We show that, for each of five datasets of increasing complexity, certain training samples are more informative of class membership than others. These samples can be identified a priori to training by analyzing their position in reduced dimensional space relative to the classes’ centroids. Specifically, we demonstrate that for the datasets studied, samples that are nearer to their classes’ centroids are less informative than those that are furthest from them. For all five datasets studied, we show that there is no statistically significant difference between training on the entire training set and when excluding up to 2% of the data nearest to each class’s centroid.

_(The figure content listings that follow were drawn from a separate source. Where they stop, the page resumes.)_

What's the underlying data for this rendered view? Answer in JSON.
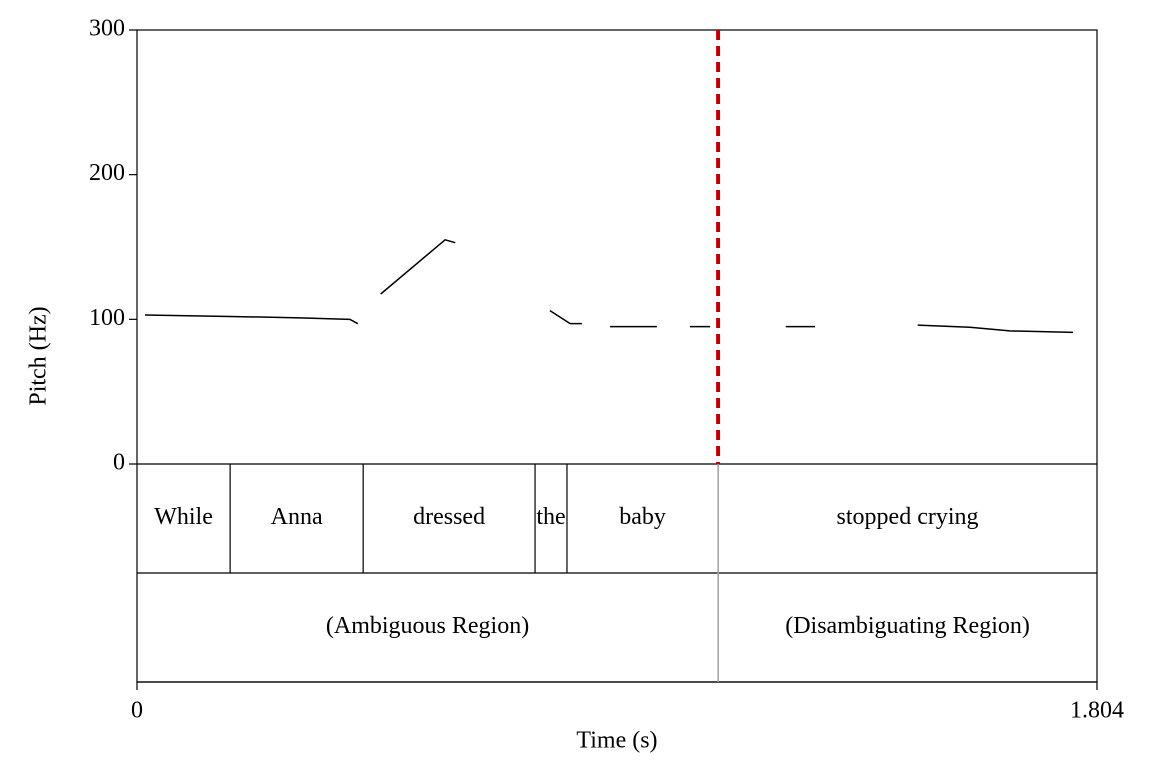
{
  "chart_data": {
    "type": "line",
    "y_label": "Pitch (Hz)",
    "x_label": "Time (s)",
    "xlim": [
      0,
      1.804
    ],
    "xticks": [
      0,
      1.804
    ],
    "ylim": [
      0,
      300
    ],
    "yticks": [
      0,
      100,
      200,
      300
    ],
    "color": "#000000",
    "x": [
      0.015,
      0.175,
      0.306,
      0.4,
      0.415,
      null,
      0.458,
      0.579,
      0.598,
      null,
      0.776,
      0.814,
      0.836,
      null,
      0.889,
      0.977,
      null,
      1.039,
      1.077,
      null,
      1.219,
      1.274,
      null,
      1.467,
      1.565,
      1.64,
      1.759
    ],
    "values": [
      103,
      102,
      101,
      100,
      97,
      null,
      117.5,
      155,
      153,
      null,
      106,
      97,
      97,
      null,
      95,
      95,
      null,
      95,
      95,
      null,
      95,
      95,
      null,
      96,
      94.5,
      92,
      91
    ],
    "marker": {
      "x": 1.092,
      "color": "#c00000"
    },
    "tiers": [
      {
        "boundaries": [
          0.175,
          0.425,
          0.748,
          0.808,
          1.092
        ],
        "labels": [
          "While",
          "Anna",
          "dressed",
          "the",
          "baby",
          "stopped crying"
        ]
      },
      {
        "boundaries": [
          1.092
        ],
        "labels": [
          "(Ambiguous Region)",
          "(Disambiguating Region)"
        ]
      }
    ]
  }
}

The authors would like to acknowledge the support provided by the Cognitively-inspired Agile Information and Knowledge Modelling (CALM) project, funded by the United States Air Force Office of Scientific Research.
In Figs. 17, 18, 19, 20, 21, 22, 23, 24, 25, 26, 27, 28, 29, 30, 31, 32, 33, 34, 35 and 36 the values of each of the 3 dimensions of the reductions for each individual class of the training data for MNIST and Imagenette are plotted. The first thing that can be learned from looking at the MNIST plots is that the reduction for each class produces values significantly different than the others and further, the values in each dimension of each class are tightly grouped in the number line, with the noticeable exception of the third dimension of the class that represents the digit 1. It is worth noting that the stylization of the Hindu-Arabic numeral ’1’ contains most of its information in 2-dimensions (accounting for translation) thus providing an explanation for the larger variance in the third dimension. The plots of the Imagenette classes, on the other hand, are much more similar to one another and display greater variance in each of the 3 dimensions.